Incidentally, since the lattice constant of cubic silicon carbide is 4.359 angstroms and is thus about 20% smaller than the lattice constant of cubic silicon (5.4307 angstroms), it is likely that many voids or misfit dislocations will occur in epitaxially grown cubic silicon carbide, and thus it is difficult to grow high-grade cubic silicon carbide.
Therefore, as a method of alleviating the difference in the lattice constant (lattice mismatch) between a silicon substrate and cubic silicon carbide, a method using a Silicon On Insulator (SOI) structure is suggested (JP-A-2003-224248).
In this method, an SOI substrate having a buried insulator (I layer) composed of a surface silicon layer (Si layer) with a predetermined thickness and silicon oxide is placed in a heating furnace, and the atmospheric temperature in the heating furnace is elevated while a mixed gas of hydrogen gas and a hydrocarbon-based gas is supplied to the heating furnace, thereby modifying the surface silicon layer on the SOI substrate to a single-crystal silicon carbide film. In this method, since all of the thin surface silicon layer is carbonized, and thus the produced single-crystal silicon carbide film is physically separated from the single-crystal silicon substrate and comes into contact with the buried insulator (I layer) that is liable to soften, it is possible to alleviate lattice mismatch-induced stress and also to form a single-crystal silicon carbide film for which crystal defects are suppressed.
However, in the above method using the SOI structure in the related art, it is necessary to make the film thickness as thin as about 10 nm or less in order to carbonize all of the surface silicon layer, but it is difficult to form a surface silicon layer having such a film thickness on the buried insulating layer, and thus there is a problem in that it is not easy to manufacture a substrate having such an SOI structure that is excellent in terms of uniformity.

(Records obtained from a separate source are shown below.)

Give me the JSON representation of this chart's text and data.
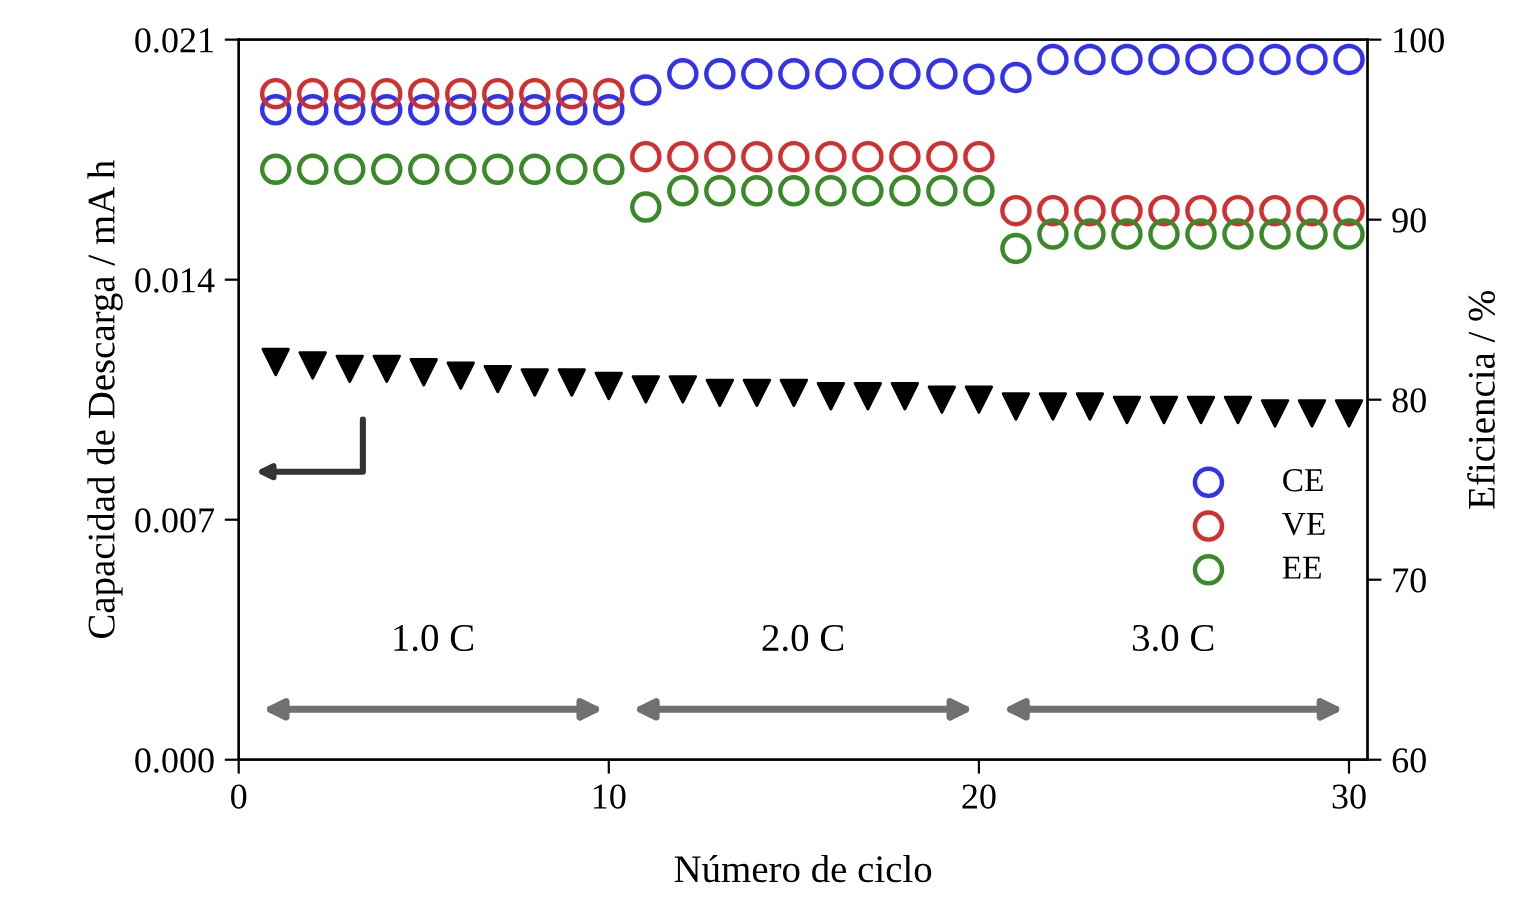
{
  "chart_data": {
    "type": "scatter",
    "xlabel": "Número de ciclo",
    "ylabel": "Capacidad de Descarga / mA h",
    "y2label": "Eficiencia / %",
    "x": [
      1,
      2,
      3,
      4,
      5,
      6,
      7,
      8,
      9,
      10,
      11,
      12,
      13,
      14,
      15,
      16,
      17,
      18,
      19,
      20,
      21,
      22,
      23,
      24,
      25,
      26,
      27,
      28,
      29,
      30
    ],
    "series": [
      {
        "color": "#000000",
        "marker": "triangle",
        "values": [
          0.0116,
          0.0115,
          0.0114,
          0.0114,
          0.0113,
          0.0112,
          0.0111,
          0.011,
          0.011,
          0.0109,
          0.0108,
          0.0108,
          0.0107,
          0.0107,
          0.0107,
          0.0106,
          0.0106,
          0.0106,
          0.0105,
          0.0105,
          0.0103,
          0.0103,
          0.0103,
          0.0102,
          0.0102,
          0.0102,
          0.0102,
          0.0101,
          0.0101,
          0.0101
        ]
      },
      {
        "name": "CE",
        "color": "#3333ee",
        "marker": "circle",
        "axis": "y2",
        "values": [
          96.1,
          96.1,
          96.1,
          96.1,
          96.1,
          96.1,
          96.1,
          96.1,
          96.1,
          96.1,
          97.2,
          98.1,
          98.1,
          98.1,
          98.1,
          98.1,
          98.1,
          98.1,
          98.1,
          97.8,
          97.9,
          98.9,
          98.9,
          98.9,
          98.9,
          98.9,
          98.9,
          98.9,
          98.9,
          98.9
        ]
      },
      {
        "name": "VE",
        "color": "#d03030",
        "marker": "circle",
        "axis": "y2",
        "values": [
          97.0,
          97.0,
          97.0,
          97.0,
          97.0,
          97.0,
          97.0,
          97.0,
          97.0,
          97.0,
          93.5,
          93.5,
          93.5,
          93.5,
          93.5,
          93.5,
          93.5,
          93.5,
          93.5,
          93.5,
          90.5,
          90.5,
          90.5,
          90.5,
          90.5,
          90.5,
          90.5,
          90.5,
          90.5,
          90.5
        ]
      },
      {
        "name": "EE",
        "color": "#3a8a2a",
        "marker": "circle",
        "axis": "y2",
        "values": [
          92.8,
          92.8,
          92.8,
          92.8,
          92.8,
          92.8,
          92.8,
          92.8,
          92.8,
          92.8,
          90.7,
          91.6,
          91.6,
          91.6,
          91.6,
          91.6,
          91.6,
          91.6,
          91.6,
          91.6,
          88.4,
          89.2,
          89.2,
          89.2,
          89.2,
          89.2,
          89.2,
          89.2,
          89.2,
          89.2
        ]
      }
    ],
    "xlim": [
      0,
      30.5
    ],
    "xticks": [
      0,
      10,
      20,
      30
    ],
    "ylim": [
      0,
      0.021
    ],
    "yticks": [
      {
        "value": 0,
        "label": "0.000"
      },
      0.007,
      0.014,
      0.021
    ],
    "y2lim": [
      60,
      100
    ],
    "y2ticks": [
      60,
      70,
      80,
      90,
      100
    ],
    "annotations": [
      "1.0 C",
      "2.0 C",
      "3.0 C"
    ],
    "legend": "lower right",
    "grid": false
  }
}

In addition, the single-crystal silicon carbide film is not in contact with the single-crystal silicon substrate, but is still in contact with the buried insulating layer made of silicon oxide, and therefore there are problems in that silicon oxide has difficulty in sufficiently softening in the vicinity of 1100° C. which is the temperature at which the single-crystal silicon carbide film grows, and it is not possible to sufficiently develop the effect of stress alleviation.
As such, there has been demand for a single-crystal silicon carbide film and a method of producing a single-crystal silicon carbide film, in which the influence of stress induced by lattice mismatch on the single-crystal silicon carbide film is reduced in order to grow a sufficiently high-grade single-crystal silicon carbide film during epitaxy.